# wpa_gui /Could not get status from wpa_supplicant [solved]

## Mgiese

hi there, i just wonder why wpa_gui is unnable to get status of wpa_supplicant although i am connected over wpa_supplicant right now ?? thx a lot

----------

## Mgiese

this is a userrights problem... when running wpa_gui as root, everything works fine.

in which group has the user to be to use /devices ?? or is there a differrent solution ? thx a lot

----------

## taskara

I think this might be becaue wpa_supplicant is already running as root, so therefore your user can't connect to it. Maybe just sudo wpa_gui? Use kdesu if using KDE or the GNOME one if you're using GNOME, or you can edit your /etc/sudoers file and tell it to keep display then it should work from console with just sudo.

Just a thought.

-c

----------

## madisonicus

Make sure that in your /etc/wpa_supplicant/wpa_supplicant.conf you have specified a ctrl_interface_group which your user is a member of.  For instance, if you want everyone in group 1010 to be able to use wpa_supplicant then you should put ctrl_interface_group=1010 into your /etc/wpa_supplicant/wpa_supplicant.conf file.  Mine is set so that anyone in wheel will be able to use it.

Also, if you want to be able to update the conf via wpa_gui then you'll need to add update_config=1 to the file.

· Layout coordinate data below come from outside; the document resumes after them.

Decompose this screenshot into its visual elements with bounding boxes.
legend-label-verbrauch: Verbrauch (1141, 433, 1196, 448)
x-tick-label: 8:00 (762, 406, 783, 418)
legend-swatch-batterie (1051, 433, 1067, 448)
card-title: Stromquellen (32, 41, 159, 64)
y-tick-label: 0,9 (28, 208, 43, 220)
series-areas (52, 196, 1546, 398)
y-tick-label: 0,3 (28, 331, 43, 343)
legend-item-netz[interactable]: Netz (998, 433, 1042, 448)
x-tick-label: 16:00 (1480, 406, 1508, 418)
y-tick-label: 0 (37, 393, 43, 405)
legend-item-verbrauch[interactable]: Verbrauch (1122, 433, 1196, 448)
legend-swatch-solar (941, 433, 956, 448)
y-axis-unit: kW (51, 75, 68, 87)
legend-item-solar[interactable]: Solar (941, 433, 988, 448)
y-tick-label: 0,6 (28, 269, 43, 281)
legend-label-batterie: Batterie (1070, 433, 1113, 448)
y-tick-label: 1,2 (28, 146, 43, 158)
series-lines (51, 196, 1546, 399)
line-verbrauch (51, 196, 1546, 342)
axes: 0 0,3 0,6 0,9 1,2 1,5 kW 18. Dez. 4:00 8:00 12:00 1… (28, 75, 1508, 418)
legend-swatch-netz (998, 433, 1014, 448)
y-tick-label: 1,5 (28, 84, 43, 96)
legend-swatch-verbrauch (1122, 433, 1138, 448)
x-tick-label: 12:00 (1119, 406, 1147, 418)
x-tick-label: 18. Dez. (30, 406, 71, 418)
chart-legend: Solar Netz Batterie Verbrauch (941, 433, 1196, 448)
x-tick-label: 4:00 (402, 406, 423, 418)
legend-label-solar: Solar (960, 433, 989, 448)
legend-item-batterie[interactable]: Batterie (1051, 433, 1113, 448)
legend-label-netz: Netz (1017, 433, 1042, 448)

All this and more is in the manual for wpa_supplicant.conf though, so maybe you'd be best served by perusing it.

HTH,

m

----------

## OPelerin

Very useful thread. I had the same issue and now I can enjoy wpa_guy as well. Thanks for the explanation

----------

## Mgiese

i went for wi-cd instead of the wpa_supplicant gui. much easier to handle ...

----------